Chroniques de la Bréhardière : la sécheresse.




    11 Août, retour de vacances. Le jardin est toujours aussi sec, d’après le voisin il est tombé 3mm pendant notre absence. Les oiseaux souffrent aussi, les merles ont bien du mal à trouver de la nourriture et s’attaquent aux tomates à peine mûres, je vais devoir les cueillir et les laisser rougir à l’abri. 
    Mes copains les blaireaux viennent visiter les framboisiers et cassent les tiges pour atteindre les baies, nous n’allons plus être copains ! En plus cette nuit ils sont venus dévorer les poires encore vertes qui étaient à leur hauteur en cassant des branches. Je passe plus d’une heure à fabriquer une enceinte autour du fruitier pour le protéger. Enfin, heureusement que je ne vis pas de la production de mon jardin. 
    Cette nuit, j’ai fait un petit affût depuis la fenêtre de la cuisine mais les blaireaux ne se sont pas montrés. 

Photos prises en infrarouge en 2015. Le blaireau vient manger les fraises en faisant des trous dans le filet

Jean-Luc Tesson

vendredi 26 août 2016

Chroniques de la Bréhardière : l’Ephippigère carénée

   Les Ephippigères sont de grosses sauterelles aux ailes peu développées. Leur pronotum en forme de selle est caractéristique (le pronotum est le plaque dorsale du premier segment thoracique). En Loire-atlantique  et en Maine et Loire, deux éphippigères se rencontrent : celle des vignes et la carénée (respectivement Ephippiger diurnus et Uromenus rugosicollis). Les deux espèces peuvent se rencontrer dans les mêmes milieux.

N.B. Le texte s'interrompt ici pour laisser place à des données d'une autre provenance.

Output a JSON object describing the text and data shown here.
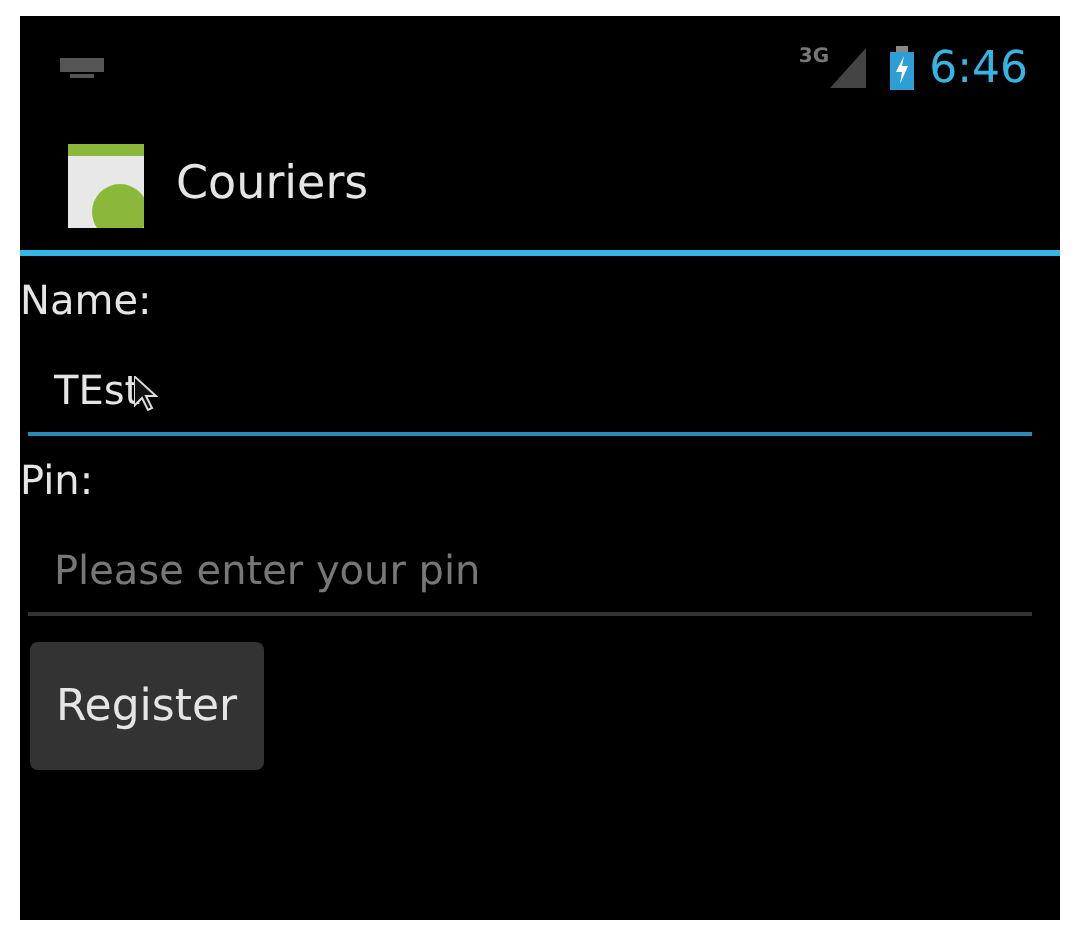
{
  "status_bar": {
    "network": "3G",
    "time": "6:46"
  },
  "action_bar": {
    "title": "Couriers"
  },
  "form": [
    {
      "label": "Name:",
      "value": "TEst",
      "focused": true
    },
    {
      "label": "Pin:",
      "placeholder": "Please enter your pin",
      "focused": false
    }
  ],
  "button": "Register"
}
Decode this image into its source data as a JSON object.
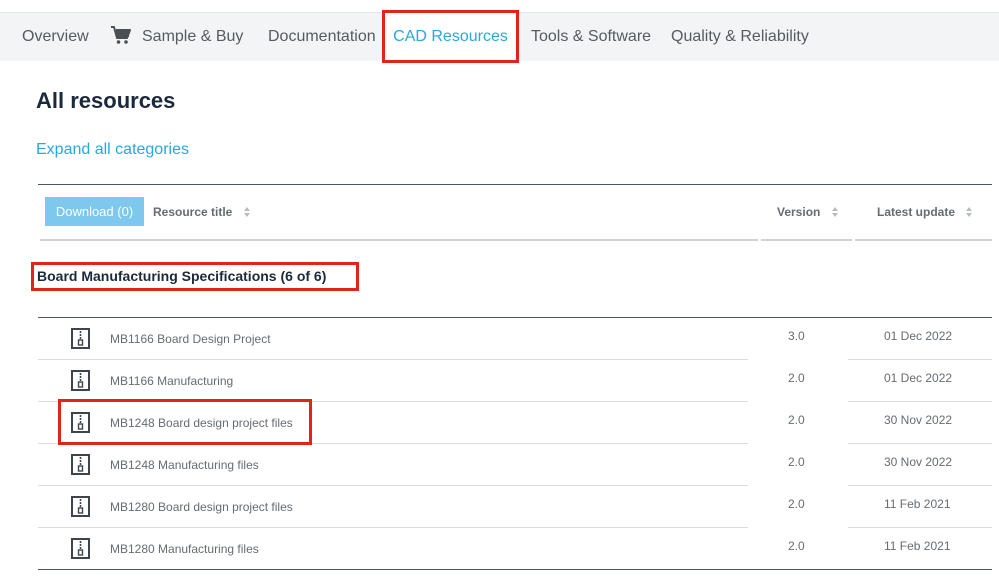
{
  "tabs": [
    {
      "label": "Overview",
      "icon": null
    },
    {
      "label": "Sample & Buy",
      "icon": "cart-icon"
    },
    {
      "label": "Documentation",
      "icon": null
    },
    {
      "label": "CAD Resources",
      "icon": null,
      "active": true
    },
    {
      "label": "Tools & Software",
      "icon": null
    },
    {
      "label": "Quality & Reliability",
      "icon": null
    }
  ],
  "page": {
    "title": "All resources",
    "expand_link": "Expand all categories"
  },
  "table_header": {
    "download_label": "Download (0)",
    "col_title": "Resource title",
    "col_version": "Version",
    "col_update": "Latest update"
  },
  "category": {
    "title": "Board Manufacturing Specifications (6 of 6)"
  },
  "rows": [
    {
      "title": "MB1166 Board Design Project",
      "version": "3.0",
      "date": "01 Dec 2022",
      "icon": "zip-file-icon"
    },
    {
      "title": "MB1166 Manufacturing",
      "version": "2.0",
      "date": "01 Dec 2022",
      "icon": "zip-file-icon"
    },
    {
      "title": "MB1248 Board design project files",
      "version": "2.0",
      "date": "30 Nov 2022",
      "icon": "zip-file-icon"
    },
    {
      "title": "MB1248 Manufacturing files",
      "version": "2.0",
      "date": "30 Nov 2022",
      "icon": "zip-file-icon"
    },
    {
      "title": "MB1280 Board design project files",
      "version": "2.0",
      "date": "11 Feb 2021",
      "icon": "zip-file-icon"
    },
    {
      "title": "MB1280 Manufacturing files",
      "version": "2.0",
      "date": "11 Feb 2021",
      "icon": "zip-file-icon"
    }
  ],
  "colors": {
    "accent": "#2aa7dd",
    "button": "#7dc8ec",
    "highlight": "#e2231a",
    "heading": "#1b2a3a"
  }
}
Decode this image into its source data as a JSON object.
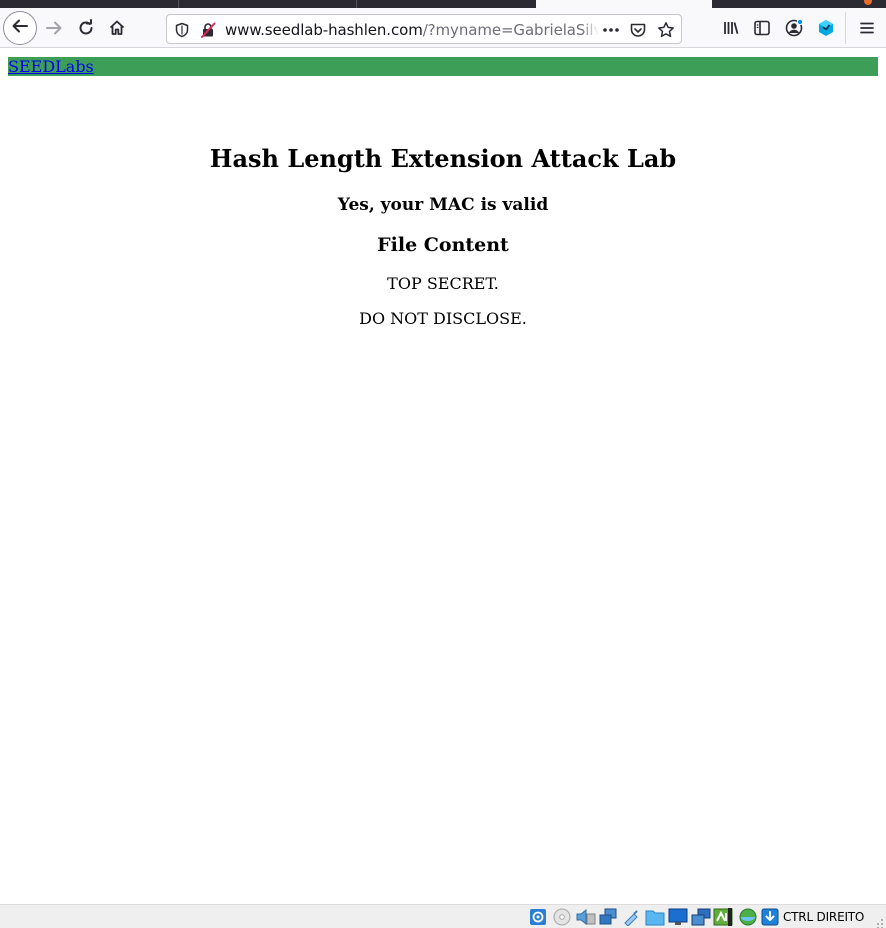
{
  "browser": {
    "url_domain": "www.seedlab-hashlen.com",
    "url_path": "/?myname=GabrielaSilva&",
    "icons": {
      "back": "back-arrow-icon",
      "forward": "forward-arrow-icon",
      "reload": "reload-icon",
      "home": "home-icon",
      "tracking_shield": "shield-icon",
      "insecure": "insecure-lock-icon",
      "page_actions": "more-horizontal-icon",
      "pocket": "pocket-icon",
      "bookmark": "star-icon",
      "library": "library-icon",
      "sidebar": "sidebar-icon",
      "account": "account-icon",
      "extension": "extension-icon",
      "menu": "hamburger-menu-icon"
    }
  },
  "page": {
    "nav_link": "SEEDLabs",
    "nav_bg": "#3d9e57",
    "title": "Hash Length Extension Attack Lab",
    "status": "Yes, your MAC is valid",
    "section_heading": "File Content",
    "lines": [
      "TOP SECRET.",
      "DO NOT DISCLOSE."
    ]
  },
  "statusbar": {
    "host_key": "CTRL DIREITO",
    "icons": [
      "hard-disk-icon",
      "optical-drive-icon",
      "audio-icon",
      "network-icon",
      "usb-icon",
      "shared-folders-icon",
      "display-icon",
      "video-capture-icon",
      "cpu-icon",
      "mouse-integration-icon",
      "download-icon"
    ]
  }
}
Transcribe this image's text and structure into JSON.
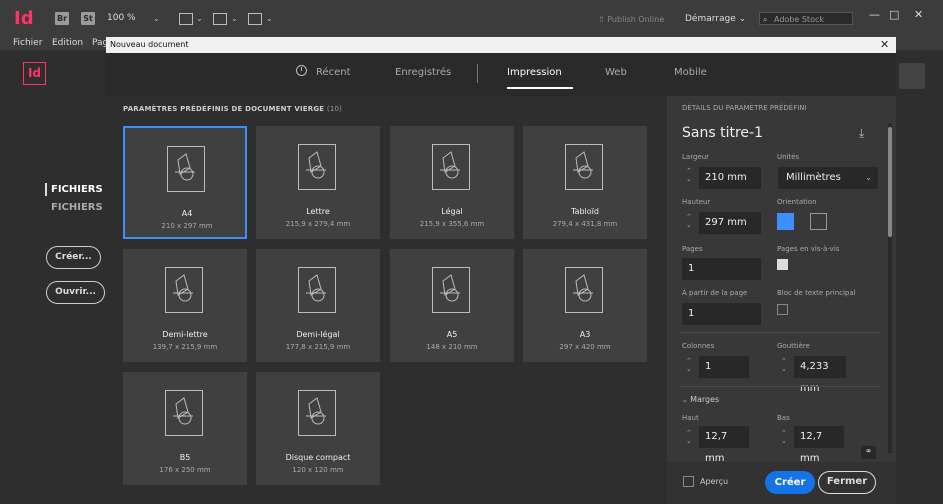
{
  "app": {
    "logo": "Id",
    "bridge": "Br",
    "stock_app": "St",
    "zoom": "100 %",
    "publish": "Publish Online",
    "workspace": "Démarrage",
    "search_placeholder": "Adobe Stock"
  },
  "menu": [
    "Fichier",
    "Edition",
    "Pag"
  ],
  "background": {
    "logo": "Id",
    "recent_files": "FICHIERS RI",
    "files_cc": "FICHIERS C",
    "create_btn": "Créer...",
    "open_btn": "Ouvrir..."
  },
  "dialog": {
    "title": "Nouveau document",
    "tabs": [
      "Récent",
      "Enregistrés",
      "Impression",
      "Web",
      "Mobile"
    ],
    "active_tab": "Impression",
    "section_title": "PARAMÈTRES PRÉDÉFINIS DE DOCUMENT VIERGE",
    "section_count": "(10)",
    "presets": [
      {
        "name": "A4",
        "size": "210 x 297 mm",
        "selected": true
      },
      {
        "name": "Lettre",
        "size": "215,9 x 279,4 mm"
      },
      {
        "name": "Légal",
        "size": "215,9 x 355,6 mm"
      },
      {
        "name": "Tabloïd",
        "size": "279,4 x 431,8 mm"
      },
      {
        "name": "Demi-lettre",
        "size": "139,7 x 215,9 mm"
      },
      {
        "name": "Demi-légal",
        "size": "177,8 x 215,9 mm"
      },
      {
        "name": "A5",
        "size": "148 x 210 mm"
      },
      {
        "name": "A3",
        "size": "297 x 420 mm"
      },
      {
        "name": "B5",
        "size": "176 x 250 mm"
      },
      {
        "name": "Disque compact",
        "size": "120 x 120 mm"
      }
    ],
    "details": {
      "header": "DÉTAILS DU PARAMÈTRE PRÉDÉFINI",
      "doc_name": "Sans titre-1",
      "width_label": "Largeur",
      "width": "210 mm",
      "units_label": "Unités",
      "units": "Millimètres",
      "height_label": "Hauteur",
      "height": "297 mm",
      "orientation_label": "Orientation",
      "pages_label": "Pages",
      "pages": "1",
      "facing_label": "Pages en vis-à-vis",
      "start_label": "À partir de la page",
      "start": "1",
      "primary_text_label": "Bloc de texte principal",
      "columns_label": "Colonnes",
      "columns": "1",
      "gutter_label": "Gouttière",
      "gutter": "4,233 mm",
      "margins_label": "Marges",
      "top_label": "Haut",
      "top": "12,7 mm",
      "bottom_label": "Bas",
      "bottom": "12,7 mm"
    },
    "preview_label": "Aperçu",
    "create_label": "Créer",
    "close_label": "Fermer"
  }
}
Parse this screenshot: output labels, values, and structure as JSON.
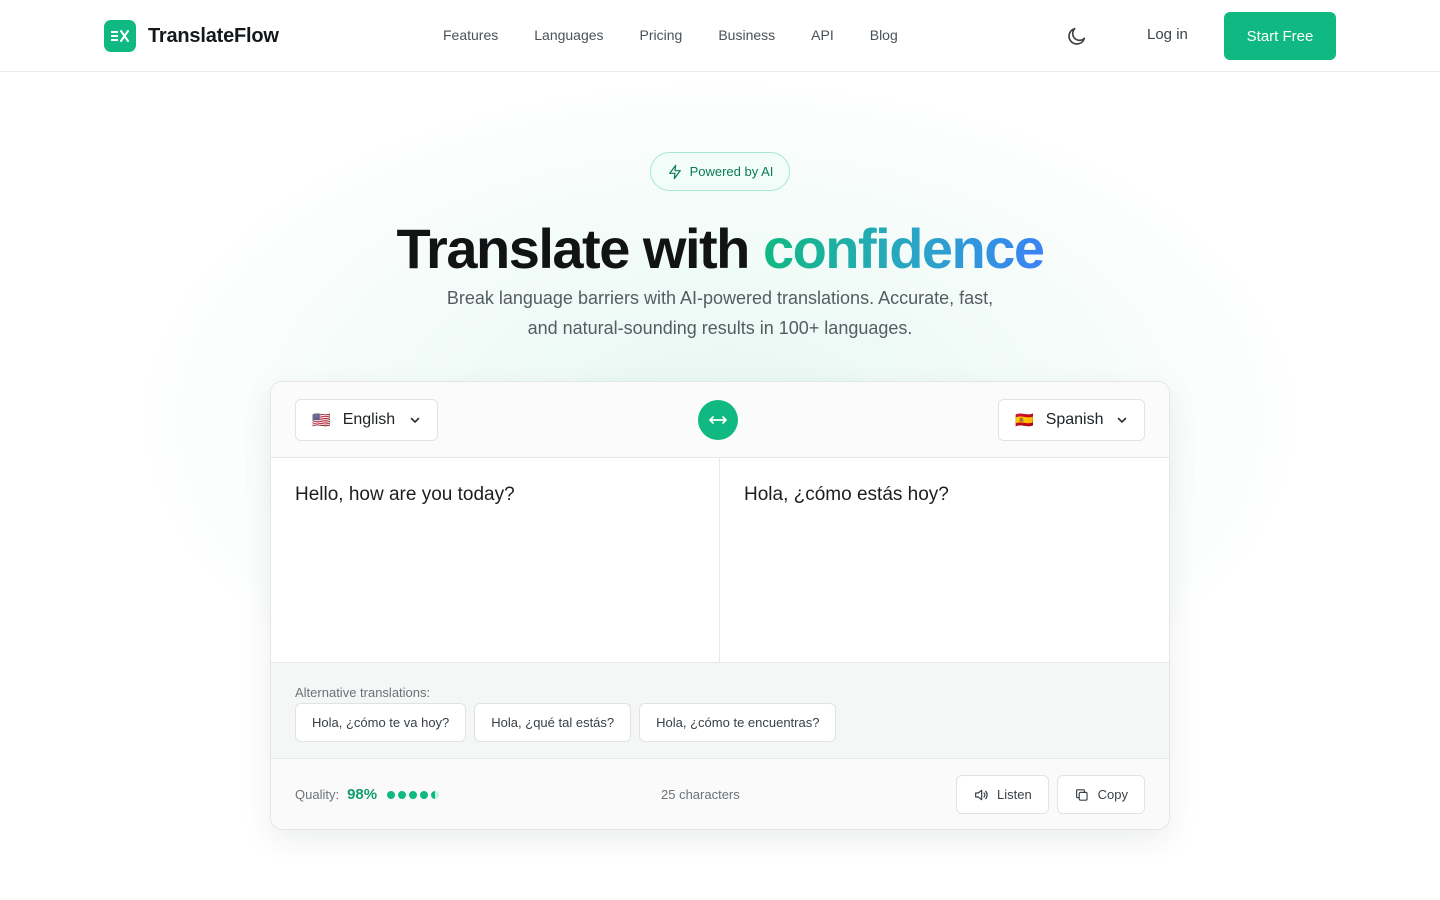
{
  "brand": {
    "name": "TranslateFlow",
    "logo_icon": "translate-icon"
  },
  "nav": {
    "links": [
      "Features",
      "Languages",
      "Pricing",
      "Business",
      "API",
      "Blog"
    ],
    "login": "Log in",
    "cta": "Start Free",
    "theme_icon": "moon-icon"
  },
  "hero": {
    "badge": "Powered by AI",
    "title_main": "Translate with ",
    "title_accent": "confidence",
    "subtitle_line1": "Break language barriers with AI-powered translations. Accurate, fast,",
    "subtitle_line2": "and natural-sounding results in 100+ languages."
  },
  "translator": {
    "source_lang": {
      "flag": "🇺🇸",
      "name": "English"
    },
    "target_lang": {
      "flag": "🇪🇸",
      "name": "Spanish"
    },
    "source_text": "Hello, how are you today?",
    "target_text": "Hola, ¿cómo estás hoy?",
    "alternatives_label": "Alternative translations:",
    "alternatives": [
      "Hola, ¿cómo te va hoy?",
      "Hola, ¿qué tal estás?",
      "Hola, ¿cómo te encuentras?"
    ],
    "quality_label": "Quality:",
    "quality_value": "98%",
    "quality_rating": 4.5,
    "char_count": "25 characters",
    "listen_label": "Listen",
    "copy_label": "Copy"
  },
  "colors": {
    "accent": "#10b981",
    "accent_dark": "#0f9d6c",
    "gradient_end": "#3b82f6"
  }
}
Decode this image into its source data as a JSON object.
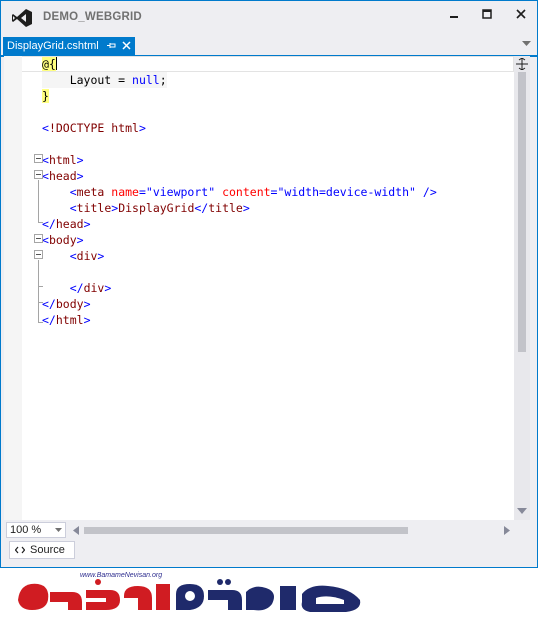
{
  "window": {
    "title": "DEMO_WEBGRID",
    "icons": {
      "logo": "visual-studio-logo",
      "minimize": "minimize-icon",
      "maximize": "maximize-icon",
      "close": "close-icon"
    }
  },
  "tabs": [
    {
      "label": "DisplayGrid.cshtml",
      "active": true
    }
  ],
  "editor": {
    "lines": [
      "@{",
      "    Layout = null;",
      "}",
      "",
      "<!DOCTYPE html>",
      "",
      "<html>",
      "<head>",
      "    <meta name=\"viewport\" content=\"width=device-width\" />",
      "    <title>DisplayGrid</title>",
      "</head>",
      "<body>",
      "    <div>",
      "",
      "    </div>",
      "</body>",
      "</html>"
    ]
  },
  "status": {
    "zoom": "100 %",
    "view_button": "Source"
  },
  "watermark": {
    "url": "www.BamameNevisan.org",
    "brand": "برنامه نویسان"
  },
  "colors": {
    "accent": "#007acc",
    "chrome": "#eeeef2",
    "tag": "#800000",
    "attr": "#ff0000",
    "value": "#0000ff",
    "razor_highlight": "#ffff80"
  }
}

Ephippigère carénée sur une grève de Loire enfrichée
Ephippigère carénée dans mon jardin
    L’Ephippigère carénée est présente sur l’ouest d’une ligne partant de la Loire–Atlantique aux Bouches du Rhône. En Loire-Atlantique elle est surtout notée en sud-Loire. On la trouve aussi bien dans des milieux humides que secs.
Individu dans une roselière de grève de Loire
    Elle est facilement détectable par son chant souvent émis la nuit (observation personnelle dans mon jardin), ce chant puissant, audible à plusieurs dizaines de mètres pour de jeunes oreilles, est produit par le frottement des ailes entre elles, malgré leur taille réduite. C’est un tsssiiiiiiip plus ou moins traînant suivant la température ambiante. Cette espèce est adulte fin juillet début août et peut parfois striduler jusqu’aux premiers jours de novembre, s’il ne gèle pas la nuit. 
devant la maison


Sur les massettes de la mare du jardin

    En générale sa couleur est verte mais des on trouve des individus bruns.
Devant la maison

    Malgré sa grosse taille, elle n’est pas facile à voir, le chanteur se taisant à l’approche de l’intrus. Elle vit dans la strate arbustive ou végétale haute et dense.